Zu dem Steuerkonzept der SPD gehört auch der Kampf gegen Steuerhinterziehung: Binding veranschaulichte die Problematik der Steueroasen und welche Konsequenzen die Enthüllungen der „Panama Papers“ für Gesellschaft und Politik haben. De Ridder und Binding sind sich einig, dass die Politik sehr wohl handlungsfähig ist und zudem in der Pflicht steht, Steuerschlupflöcher und -oasen dicht zu machen. Gerade angesichts der Tatsache, dass die Menschen mit kleinen und mittleren Einkommen ihre Steuern zahlen, macht die Bekämpfung der Steuerflucht der Vermögenden zu einer substanziellen Gerechtigkeitsfrage.
„Steueroasen und ihre Nutznießer erhitzen die Gemüter zu Recht. Es ist nicht einsehbar, warum gerade besonders reiche Personen und Unternehmer ihr Geld am Fiskus vorbei ins Ausland schaffen, um Steuern zu hinterziehen oder auch wenn sie Gesetzeslücken nutzen und dies teilweise legal tun können.
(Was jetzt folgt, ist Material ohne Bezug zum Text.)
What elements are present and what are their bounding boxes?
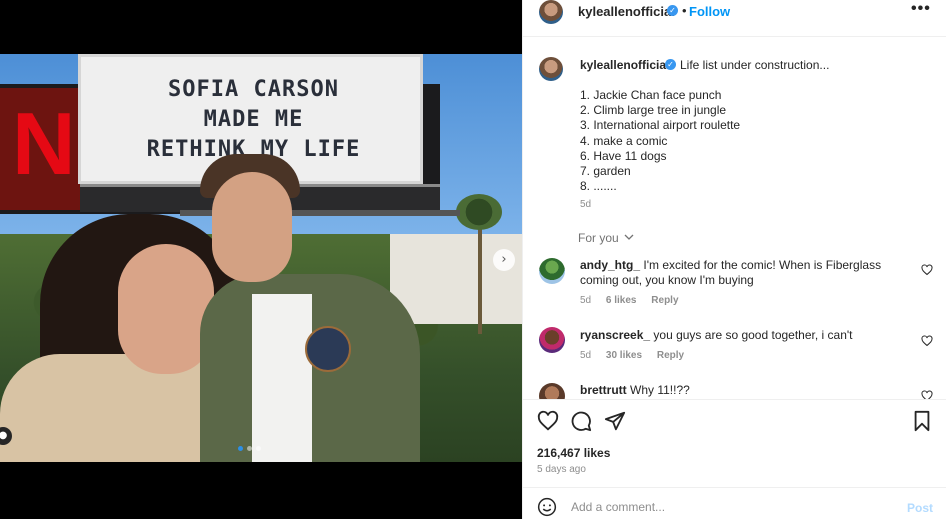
carousel-dot (256, 446, 261, 451)
comment-bubble-icon[interactable] (570, 410, 592, 432)
header-separator: • (682, 3, 687, 18)
list-item: 8. ....... (580, 179, 617, 194)
post-photo: N SOFIA CARSON MADE ME RETHINK MY LIFE (0, 54, 522, 462)
comment-likes[interactable]: 30 likes (606, 350, 642, 361)
comment-sort-dropdown[interactable]: For you (578, 231, 634, 245)
comment-avatar[interactable] (539, 258, 565, 284)
comment-body: Why 11!!?? (630, 383, 690, 397)
comment-avatar[interactable] (539, 383, 565, 399)
caption-timestamp[interactable]: 5d (580, 199, 591, 210)
netflix-logo: N (12, 94, 76, 193)
comment-username[interactable]: brettrutt (580, 383, 627, 397)
list-item: 4. make a comic (580, 133, 668, 148)
reply-button[interactable]: Reply (657, 350, 684, 361)
list-item: 3. International airport roulette (580, 118, 741, 133)
comment-username[interactable]: ryanscreek_ (580, 328, 650, 342)
more-options-icon[interactable]: ••• (911, 0, 931, 18)
save-bookmark-icon[interactable] (911, 410, 933, 432)
post-panel: kyleallenofficial ✓ • Follow ••• kyleall… (522, 0, 946, 519)
list-item: 7. garden (580, 163, 631, 178)
building (390, 234, 522, 324)
list-item: 1. Jackie Chan face punch (580, 88, 722, 102)
comment-sort-label: For you (578, 231, 619, 245)
share-send-icon[interactable] (604, 410, 626, 432)
comment-item: brettrutt Why 11!!?? (523, 382, 946, 399)
comment-time[interactable]: 5d (580, 295, 591, 306)
comment-meta: 5d 30 likes Reply (580, 350, 696, 361)
heart-icon[interactable] (921, 390, 933, 399)
post-comment-button[interactable]: Post (907, 501, 933, 515)
heart-icon[interactable] (921, 264, 933, 276)
carousel-dot (238, 446, 243, 451)
likes-count[interactable]: 216,467 likes (537, 446, 610, 460)
comment-meta: 5d 6 likes Reply (580, 295, 691, 306)
palm-tree (478, 214, 482, 334)
caption-avatar[interactable] (539, 57, 563, 81)
comment-username[interactable]: andy_htg_ (580, 258, 640, 272)
post-timestamp[interactable]: 5 days ago (537, 464, 586, 475)
like-heart-icon[interactable] (537, 410, 559, 432)
comment-text: ryanscreek_ you guys are so good togethe… (580, 328, 920, 343)
person-right-face (212, 172, 292, 282)
person-right-shirt (252, 294, 312, 462)
jacket-patch (305, 326, 351, 372)
caption-username[interactable]: kyleallenofficial (580, 58, 669, 72)
billboard-line: MADE ME (203, 107, 304, 132)
carousel-dot (247, 446, 252, 451)
verified-badge-icon: ✓ (667, 5, 678, 16)
caption-text: Life list under construction... (680, 58, 830, 72)
add-comment-input[interactable] (571, 500, 891, 514)
heart-icon[interactable] (921, 335, 933, 347)
comment-time[interactable]: 5d (580, 350, 591, 361)
caption-list: 1. Jackie Chan face punch 2. Climb large… (580, 88, 740, 194)
chevron-down-icon (624, 234, 634, 240)
comment-text: brettrutt Why 11!!?? (580, 383, 920, 398)
billboard-line: SOFIA CARSON (168, 77, 339, 102)
carousel-dots (238, 446, 261, 451)
post-media: N SOFIA CARSON MADE ME RETHINK MY LIFE ›… (0, 0, 522, 519)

In Zeiten rascher digitaler Informationsflüsse haben wir mit den ‚Panama Papers‘ eine der größten Enthüllungen erlebt, die mich zuversichtlich stimmt, dass sich mit dem entsprechenden politischen Willen auch eine deutliche Veränderung erzielen lässt“, betont Lothar Binding, finanzpolitischer Sprecher der SPD-Bundestagsfraktion.
„Wir arbeiten an einer internationalen Lösung zum Kampf gegen Steuerhinterziehung – schon deshalb, weil wir dieses Geld gut gebrauchen können: Statistisch schneidet die Bundesrepublik bei der Chancengerechtigkeit im Vergleich zu anderen Ländern schon seit vielen Jahren nicht gut ab und in kaum einem Land hängt Bildung so stark von der Herkunft ab, wie in Deutschland. Kinder aus wenig begüterten Familien schaffen es hierzulande viel seltener auf die Universität als ihre Mitschüler mit reichen Eltern. Und anders als in fast allen anderen Ländern erwerben nur wenige Deutsche zwischen 25 und 34 Jahren einen höheren Bildungsabschluss als ihre Eltern. In diesem Punkt gibt es unumstritten Verbesserungspotenzial“, bekräftigt die Bildungsexpertin De Ridder, die sich in der kommenden Legislaturperiode erneut intensiv für Chancengleichheit durch Bildungspolitik einsetzen will.